The Government is considering changing the rules around early release of superannuation on medical grounds, which has been rapidly increasing in recent years.
Minister for Revenue and Financial Services Kelly O’Dwyer has launched a review of the rules around the early release of superannuation. Minister O’Dwyer says, in the consultation paper, that stakeholders have raised with her the “the rapid increase in the use of superannuation for medical treatment”, among other issues.

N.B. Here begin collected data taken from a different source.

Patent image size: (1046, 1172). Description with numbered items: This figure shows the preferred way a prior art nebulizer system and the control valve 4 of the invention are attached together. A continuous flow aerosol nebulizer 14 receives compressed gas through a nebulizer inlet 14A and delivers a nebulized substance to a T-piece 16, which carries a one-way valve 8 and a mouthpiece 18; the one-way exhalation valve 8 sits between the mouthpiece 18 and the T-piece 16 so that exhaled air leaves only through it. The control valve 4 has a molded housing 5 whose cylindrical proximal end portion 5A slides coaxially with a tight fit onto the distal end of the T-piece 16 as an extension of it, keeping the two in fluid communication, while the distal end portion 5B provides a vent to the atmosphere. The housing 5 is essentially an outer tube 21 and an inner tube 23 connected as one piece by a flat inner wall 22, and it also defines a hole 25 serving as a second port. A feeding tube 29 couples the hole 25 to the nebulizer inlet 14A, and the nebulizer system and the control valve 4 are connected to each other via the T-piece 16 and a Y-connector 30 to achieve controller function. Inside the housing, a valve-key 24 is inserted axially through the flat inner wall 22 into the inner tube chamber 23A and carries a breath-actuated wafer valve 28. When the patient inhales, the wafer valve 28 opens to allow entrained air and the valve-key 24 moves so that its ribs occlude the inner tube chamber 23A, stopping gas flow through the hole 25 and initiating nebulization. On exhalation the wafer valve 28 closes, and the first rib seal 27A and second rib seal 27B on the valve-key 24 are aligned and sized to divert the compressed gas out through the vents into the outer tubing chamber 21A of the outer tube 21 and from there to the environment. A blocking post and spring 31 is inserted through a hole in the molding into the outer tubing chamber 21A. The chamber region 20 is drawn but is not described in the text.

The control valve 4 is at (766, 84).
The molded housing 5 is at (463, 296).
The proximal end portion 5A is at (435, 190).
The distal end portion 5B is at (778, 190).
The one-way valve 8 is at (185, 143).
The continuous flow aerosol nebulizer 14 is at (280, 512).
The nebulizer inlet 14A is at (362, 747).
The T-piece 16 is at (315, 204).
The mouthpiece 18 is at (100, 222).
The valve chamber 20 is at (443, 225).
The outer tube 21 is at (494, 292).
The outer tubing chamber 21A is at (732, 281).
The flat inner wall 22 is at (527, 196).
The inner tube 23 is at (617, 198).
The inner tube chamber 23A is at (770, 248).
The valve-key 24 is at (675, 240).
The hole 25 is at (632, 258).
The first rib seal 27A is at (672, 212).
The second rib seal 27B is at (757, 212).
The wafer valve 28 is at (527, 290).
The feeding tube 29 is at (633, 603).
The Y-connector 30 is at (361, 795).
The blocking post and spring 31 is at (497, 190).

The paper says that the total amount of superannuation released early on compassionate grounds has increased from around $42 million in 2000/01 to around $290 million in 2016/17. Though it is also noted that this is just over 0.01% of the total assets in superannuation.
“Of course, we want to make sure that people get access to their money where it is appropriate but that we strike the right balance, that we make sure we are protecting people’s retirement incomes. Because at the end of the day, that’s money that they are going to need when they do retire,” said Minister O’Dwyer.
In 2016/17 72% of the superannuation approved for compassionate release was for medical treatment and transport and 18% was for mortgage payments. Early release of superannuation for medical treatment was also the fastest growing segment of compassionate grounds – increasing almost five-fold compared to all other reasons.
According to Minister O’Dwyer the Treasury, Department of Human Services and of Health are currently working to better understand trends and practices in the early release of superannuation for medical purposes.
One driver identified by Treasury is the growth in the number of applications for early release on medical grounds, which increased from around 4,000 in 2010/11 to around 22,000 in 2016/17. Over the same period the average amount approved for release on medical grounds increased from around $9,000 to around $14,000.
“It can be argued that the rapid increase in the early release of superannuation on medical grounds suggests the current rules are too lenient and that the wording of the current regulations is too broad. Conversely, other stakeholders consider that the current rules are sufficient but that the administration of the early release provisions could be tightened and the regulations read more strictly,” says the paper.
Other grounds for early release of superannuation are considered as part of the review, including severe financial hardship, for a mortgage, to modify a home or vehicle or severe disability grounds.
The review also asks if new grounds for early release of superannuation should be added to the legislation, including for victims of domestic violence and if victims of crime should be able to access the super of perpetrators.
The review is scheduled to make recommendations to Government in March 2018. Submissions to the review are due by 12 February 2018.